Dans les médias échauffés par l’idée d’un nouveau Mai 68, les salles de rédaction cherchent le sensationnel. Ils trouvent que sur la montagne Sainte-Geneviève, les voitures ne brûlent pas beaucoup et que le « jardinage » du boulevard Saint-Michel prend du retard.

Pour les jeunes générations il convient de rappeler que ce terme était employé, avec dédain, par certains trotskistes en 1968, pour qualifier le dépavage des rues pour constituer des barricades !

Certes nous n’en sommes pas encore là. On pourrait même réaffirmer que rien ne se déroule comme prévu. Qu’un mouvement social, qu’une révolution ne se décrètent pas, dans des états-majors politiques, que le monde est en perpétuel renouveau.

Qui aurait, début 1968, « prédit » les événements de mai ? Qui aurait annoncé la révolution espagnole, la Commune de Paris…

Le mouvement anti-CPE a-t-il été élaboré pour redorer les habits fripés de la gauche française ? A-t-il été concocté par la gauche de la gauche ? Ni l’un ni l’autre, ni par les anarchistes.

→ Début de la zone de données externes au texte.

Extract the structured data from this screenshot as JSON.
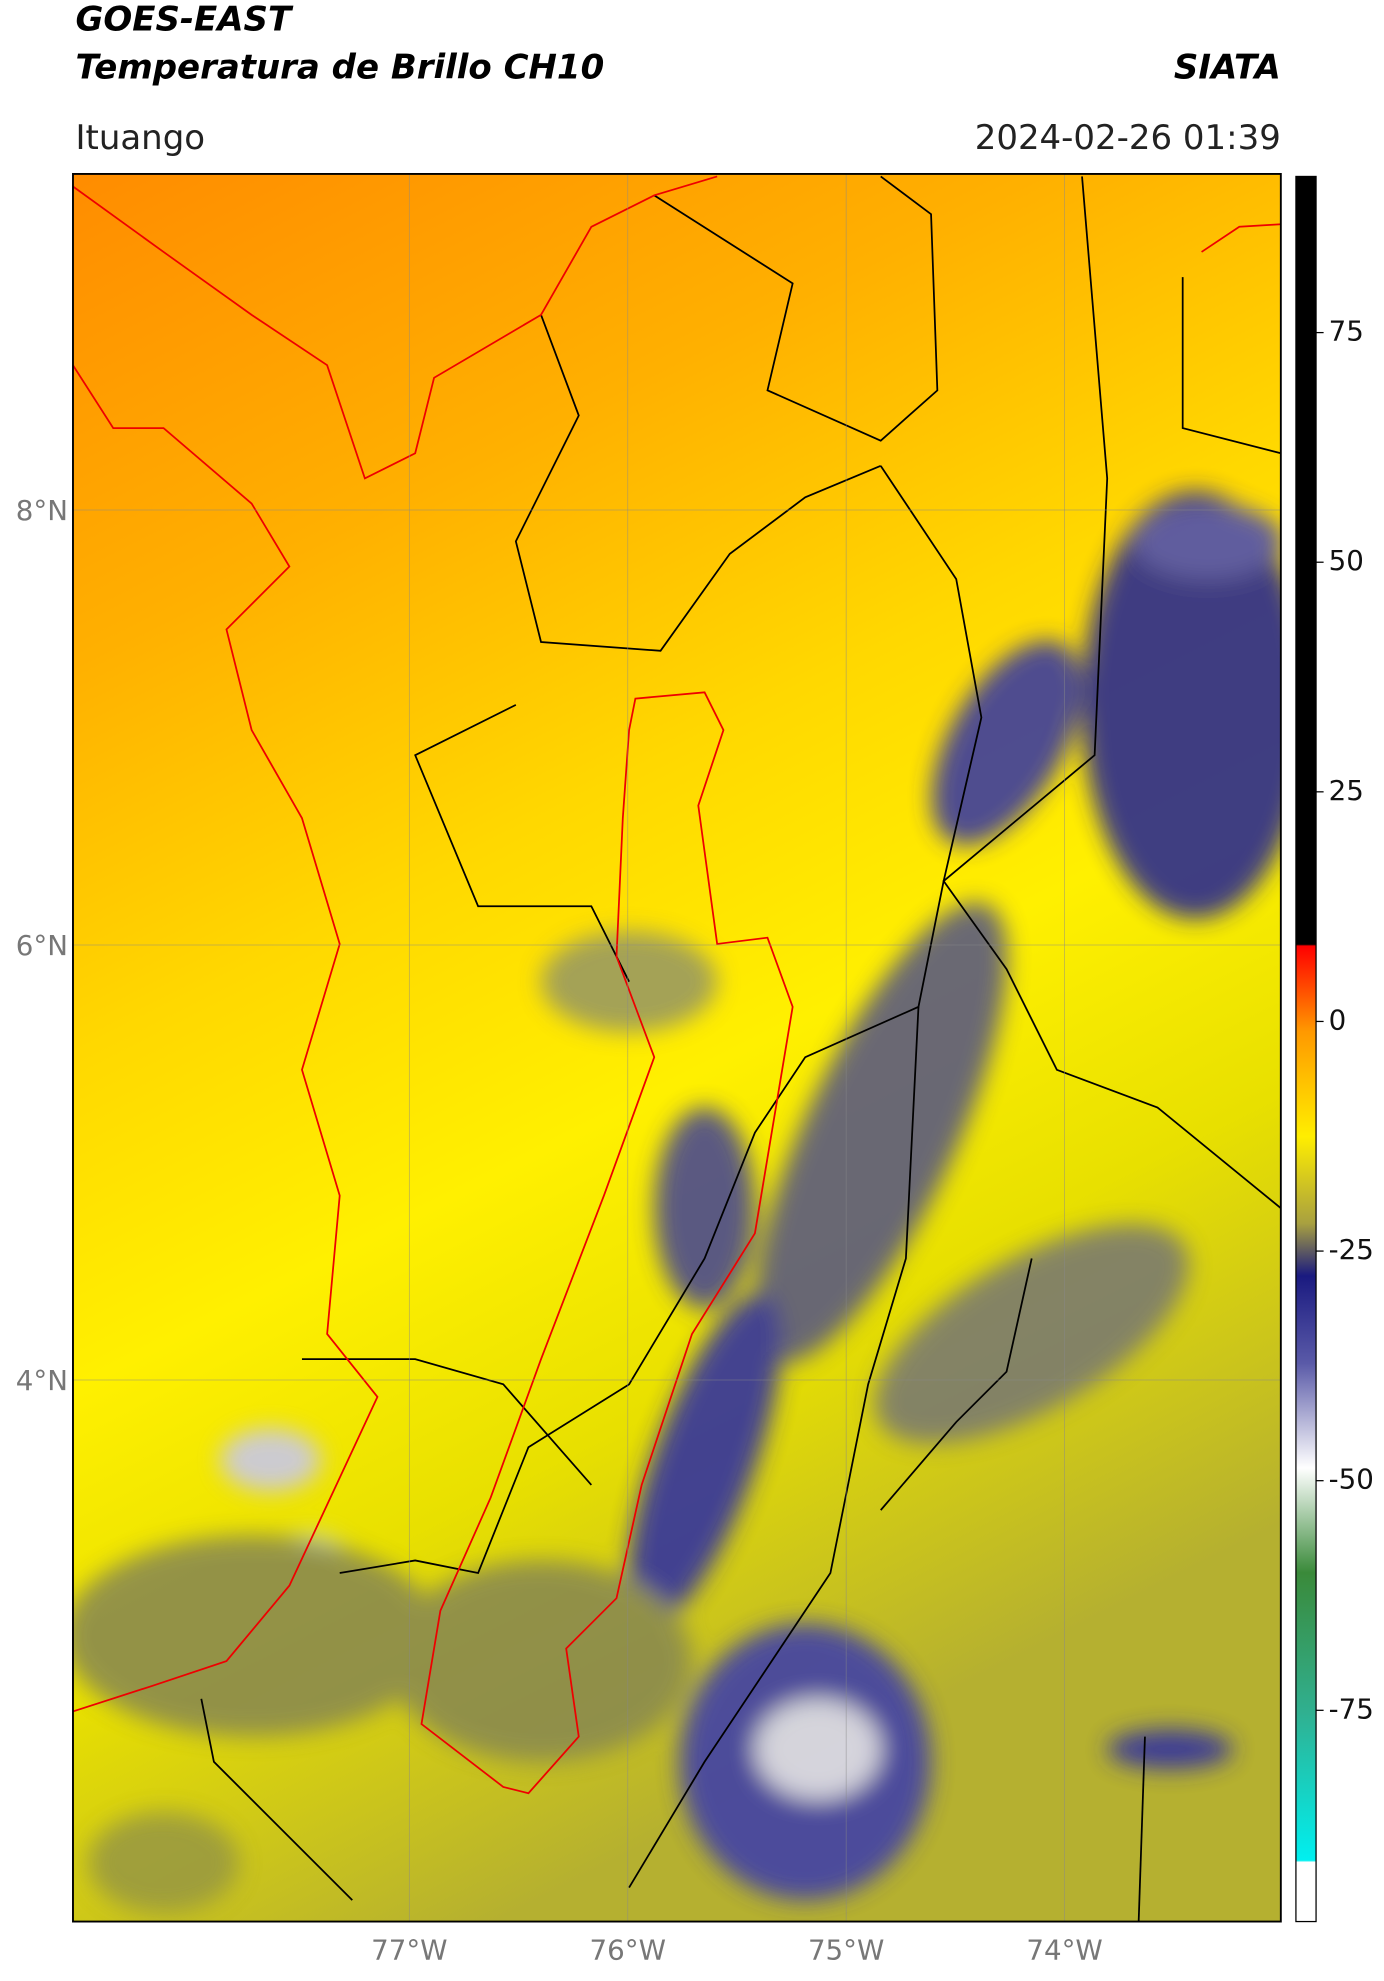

Il est venu de circonstances objectives, d’une attaque frontale contre les conditions de travail de ceux et celles qui ne vivent que par leur chèque de fin de mois. Les événements ne se décrètent pas, ils sont les fruits des luttes quotidiennes, du travail militant au jour le jour. Arrive une étincelle qui enflamme un mouvement, mais tout ceci ne se décrète pas dans les partis politiques ou à l’Assemblée nationale.